1. Use of a mixture comprising ice and trans-3-methyl-γ-decalactone in a molar ratio in the range from 2: 3.5 to 3.5: 2, as a jasmine fragrance.

2. Use of cis-3-methyl-γ-decalactone in a perfume composition containing trans-3-methyl-γ-decalactone, for enhancing the peach odor mediated by trans-3-methyl-γ-decalactone.

3. A method for imparting, enhancing or modifying a jasmine odor in a fragrance composition, wherein the fragrance composition comprises an amount of a mixture of ice and trans-3-methyl-γ-decalactone in a molar ratio in the range from 2: 3.5 to 3 , 5: 2 is added, which is sufficient to impart a jasmine smell, to intensify or to modify it.

4. A process for producing a fragrance composition with a strong peach smell and a jasmine smell, comprising the following steps: providing a fragrance base composition which does not have a strong peach smell, mixing the fragrance base composition with the compounds cis-3-methyl γ-decalactone and trans-3-methyl-γ-decalactone, with the proviso that (i) these compounds are used in a molar cis / trans ratio in the range from 2: 3.5 to 3.5: 2, (ii ) the total amount of compounds used is sufficient to impart the strong peach smell and the jasmine smell and (iii) the amount of trans-3-methyl-γ-decalactone used is insufficient in the absence of cis-3-methyl-γ-decalactone to convey the strong peach smell.

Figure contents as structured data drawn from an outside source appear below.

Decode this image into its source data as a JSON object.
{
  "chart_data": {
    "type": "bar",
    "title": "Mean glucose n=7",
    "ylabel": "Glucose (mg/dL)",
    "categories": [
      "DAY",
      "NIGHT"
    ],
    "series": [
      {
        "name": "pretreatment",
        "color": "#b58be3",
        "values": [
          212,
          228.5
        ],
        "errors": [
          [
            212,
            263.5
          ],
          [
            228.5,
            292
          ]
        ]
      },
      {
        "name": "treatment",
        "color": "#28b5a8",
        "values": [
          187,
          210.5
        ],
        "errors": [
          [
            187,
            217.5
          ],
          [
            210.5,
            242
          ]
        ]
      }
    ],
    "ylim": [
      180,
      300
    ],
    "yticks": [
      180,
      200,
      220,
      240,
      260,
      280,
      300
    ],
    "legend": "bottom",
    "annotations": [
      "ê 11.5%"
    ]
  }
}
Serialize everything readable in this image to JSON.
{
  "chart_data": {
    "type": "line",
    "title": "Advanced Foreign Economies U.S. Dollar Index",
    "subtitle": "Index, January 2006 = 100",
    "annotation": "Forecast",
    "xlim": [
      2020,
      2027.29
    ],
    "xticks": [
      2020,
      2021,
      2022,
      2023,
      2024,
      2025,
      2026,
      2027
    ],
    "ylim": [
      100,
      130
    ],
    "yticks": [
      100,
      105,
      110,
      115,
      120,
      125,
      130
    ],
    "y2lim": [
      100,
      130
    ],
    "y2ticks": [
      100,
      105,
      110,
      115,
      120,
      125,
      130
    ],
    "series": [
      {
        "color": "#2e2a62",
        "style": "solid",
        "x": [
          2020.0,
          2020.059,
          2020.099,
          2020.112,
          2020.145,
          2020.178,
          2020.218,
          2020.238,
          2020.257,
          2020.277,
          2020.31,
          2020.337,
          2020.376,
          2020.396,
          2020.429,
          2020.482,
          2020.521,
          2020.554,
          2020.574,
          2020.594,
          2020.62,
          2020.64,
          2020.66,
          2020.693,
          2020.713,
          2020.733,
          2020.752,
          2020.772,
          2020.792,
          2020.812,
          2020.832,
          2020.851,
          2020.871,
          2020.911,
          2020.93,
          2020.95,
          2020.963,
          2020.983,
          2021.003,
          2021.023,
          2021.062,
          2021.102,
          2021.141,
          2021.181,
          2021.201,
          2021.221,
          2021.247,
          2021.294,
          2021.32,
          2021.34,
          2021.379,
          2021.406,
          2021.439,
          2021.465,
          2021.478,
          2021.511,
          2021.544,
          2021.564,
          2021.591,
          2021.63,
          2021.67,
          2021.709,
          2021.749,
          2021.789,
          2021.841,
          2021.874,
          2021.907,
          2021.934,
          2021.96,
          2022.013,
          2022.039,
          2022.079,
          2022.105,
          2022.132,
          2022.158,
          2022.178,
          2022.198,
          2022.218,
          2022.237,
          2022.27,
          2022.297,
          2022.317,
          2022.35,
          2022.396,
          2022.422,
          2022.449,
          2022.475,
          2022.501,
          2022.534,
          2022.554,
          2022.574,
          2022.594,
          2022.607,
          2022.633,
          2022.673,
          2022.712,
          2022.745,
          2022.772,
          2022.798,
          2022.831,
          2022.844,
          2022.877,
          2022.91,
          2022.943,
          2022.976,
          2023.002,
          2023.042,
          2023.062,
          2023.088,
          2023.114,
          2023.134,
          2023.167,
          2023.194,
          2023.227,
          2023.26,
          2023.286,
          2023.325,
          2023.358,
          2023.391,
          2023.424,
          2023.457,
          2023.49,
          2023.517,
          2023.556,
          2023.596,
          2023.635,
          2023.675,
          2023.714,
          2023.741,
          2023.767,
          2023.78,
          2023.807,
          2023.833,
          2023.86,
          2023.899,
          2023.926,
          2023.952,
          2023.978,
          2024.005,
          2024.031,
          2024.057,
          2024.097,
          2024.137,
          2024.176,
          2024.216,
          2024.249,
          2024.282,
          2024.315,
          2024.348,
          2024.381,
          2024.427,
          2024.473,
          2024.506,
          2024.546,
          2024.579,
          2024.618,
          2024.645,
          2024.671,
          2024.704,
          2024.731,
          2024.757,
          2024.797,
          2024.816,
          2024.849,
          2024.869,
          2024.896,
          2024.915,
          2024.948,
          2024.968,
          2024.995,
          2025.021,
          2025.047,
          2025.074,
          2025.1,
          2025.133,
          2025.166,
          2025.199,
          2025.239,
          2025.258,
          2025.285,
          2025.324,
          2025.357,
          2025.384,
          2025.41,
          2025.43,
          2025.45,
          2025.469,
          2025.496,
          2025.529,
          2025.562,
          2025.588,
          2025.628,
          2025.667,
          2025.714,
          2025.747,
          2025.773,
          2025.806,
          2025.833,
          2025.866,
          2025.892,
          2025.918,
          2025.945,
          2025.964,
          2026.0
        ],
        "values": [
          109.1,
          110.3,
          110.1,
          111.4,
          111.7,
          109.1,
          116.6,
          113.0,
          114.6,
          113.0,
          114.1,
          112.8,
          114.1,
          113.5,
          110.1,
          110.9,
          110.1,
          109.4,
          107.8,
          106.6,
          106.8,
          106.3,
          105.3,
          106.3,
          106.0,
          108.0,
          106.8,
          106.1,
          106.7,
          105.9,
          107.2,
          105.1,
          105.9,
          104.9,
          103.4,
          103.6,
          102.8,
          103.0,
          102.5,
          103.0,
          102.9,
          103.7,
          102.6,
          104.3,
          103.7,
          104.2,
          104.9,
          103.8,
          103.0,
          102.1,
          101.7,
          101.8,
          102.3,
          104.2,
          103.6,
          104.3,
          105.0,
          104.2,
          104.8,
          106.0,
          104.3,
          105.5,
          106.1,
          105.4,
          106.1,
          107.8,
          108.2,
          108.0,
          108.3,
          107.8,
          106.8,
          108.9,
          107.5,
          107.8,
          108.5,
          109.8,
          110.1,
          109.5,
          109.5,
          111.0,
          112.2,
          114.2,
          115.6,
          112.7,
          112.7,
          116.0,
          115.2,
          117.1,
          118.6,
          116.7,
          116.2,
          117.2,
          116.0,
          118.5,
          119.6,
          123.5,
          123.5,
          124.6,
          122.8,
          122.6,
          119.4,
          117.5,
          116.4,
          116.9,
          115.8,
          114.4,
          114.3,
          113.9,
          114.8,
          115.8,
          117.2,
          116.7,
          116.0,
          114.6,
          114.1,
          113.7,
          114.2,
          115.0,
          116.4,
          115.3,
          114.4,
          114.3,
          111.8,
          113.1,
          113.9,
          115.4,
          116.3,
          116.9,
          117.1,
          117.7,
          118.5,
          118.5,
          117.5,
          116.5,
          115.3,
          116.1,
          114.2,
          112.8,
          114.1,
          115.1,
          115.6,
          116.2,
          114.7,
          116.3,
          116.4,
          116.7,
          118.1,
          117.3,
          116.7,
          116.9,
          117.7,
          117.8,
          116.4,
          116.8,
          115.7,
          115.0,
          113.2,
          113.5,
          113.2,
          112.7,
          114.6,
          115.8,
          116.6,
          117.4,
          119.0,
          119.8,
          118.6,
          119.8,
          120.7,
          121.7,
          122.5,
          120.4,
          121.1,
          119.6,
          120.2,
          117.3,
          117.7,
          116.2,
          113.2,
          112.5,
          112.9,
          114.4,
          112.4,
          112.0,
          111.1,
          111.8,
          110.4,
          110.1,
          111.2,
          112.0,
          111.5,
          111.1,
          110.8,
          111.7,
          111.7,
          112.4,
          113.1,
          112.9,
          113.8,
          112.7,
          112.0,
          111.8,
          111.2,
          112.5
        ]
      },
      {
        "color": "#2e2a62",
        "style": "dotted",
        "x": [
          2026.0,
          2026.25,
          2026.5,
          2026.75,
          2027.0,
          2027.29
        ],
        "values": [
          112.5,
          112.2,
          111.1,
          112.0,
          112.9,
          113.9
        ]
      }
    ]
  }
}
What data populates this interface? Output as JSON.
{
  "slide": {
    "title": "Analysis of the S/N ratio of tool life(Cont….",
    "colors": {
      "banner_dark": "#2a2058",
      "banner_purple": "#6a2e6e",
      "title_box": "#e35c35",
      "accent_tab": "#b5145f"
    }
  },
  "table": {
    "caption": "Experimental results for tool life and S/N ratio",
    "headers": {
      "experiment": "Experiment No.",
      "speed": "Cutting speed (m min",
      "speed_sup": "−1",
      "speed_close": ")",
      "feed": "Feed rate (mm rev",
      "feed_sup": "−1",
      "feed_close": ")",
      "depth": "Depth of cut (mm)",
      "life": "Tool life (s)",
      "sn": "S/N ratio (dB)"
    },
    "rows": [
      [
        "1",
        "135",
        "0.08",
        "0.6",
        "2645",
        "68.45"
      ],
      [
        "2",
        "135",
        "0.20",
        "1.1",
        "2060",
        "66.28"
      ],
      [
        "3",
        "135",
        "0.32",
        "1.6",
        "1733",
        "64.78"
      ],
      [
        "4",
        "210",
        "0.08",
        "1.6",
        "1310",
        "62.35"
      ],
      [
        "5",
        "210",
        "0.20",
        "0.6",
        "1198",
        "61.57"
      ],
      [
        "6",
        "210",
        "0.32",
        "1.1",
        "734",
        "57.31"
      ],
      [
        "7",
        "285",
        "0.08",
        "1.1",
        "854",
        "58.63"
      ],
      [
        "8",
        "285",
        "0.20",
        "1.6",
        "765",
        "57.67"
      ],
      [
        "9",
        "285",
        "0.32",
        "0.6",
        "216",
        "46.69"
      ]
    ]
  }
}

5. A method for enhancing a peach smell mediated by trans-3-methyl-γ-decalactone in a fragrance composition, characterized in that an effective amount of cis-3-methyl-γ-decalactone is added to the fragrance composition.

6. A fragrance composition or perfumed article with a jasmine odor, comprising a quantity of a mixture of ice and trans-3-methyl-γ-decalactone in a molar cis / trans ratio in the range from 2: 3.5 to 3 which brings about the jasmine odor , 5: 2, whereby neither the cis-3-methyl-γ-deealactone used by itself nor the trans-3-methyl-γ-decalactone used by itself causes the jasmine odor.

7. fragrance composition with jasmine odor according to claim 6, wherein the fragrance composition is a perfume oil composition and the amount used of the mixture of ice and trans-3-methyl-γ-decalactone in the range from 0.01 to 99.9% by weight , preferably 0.1 to 90% by weight and particularly preferably 0.5 to 70% by weight, based on the total weight of the perfume oil composition.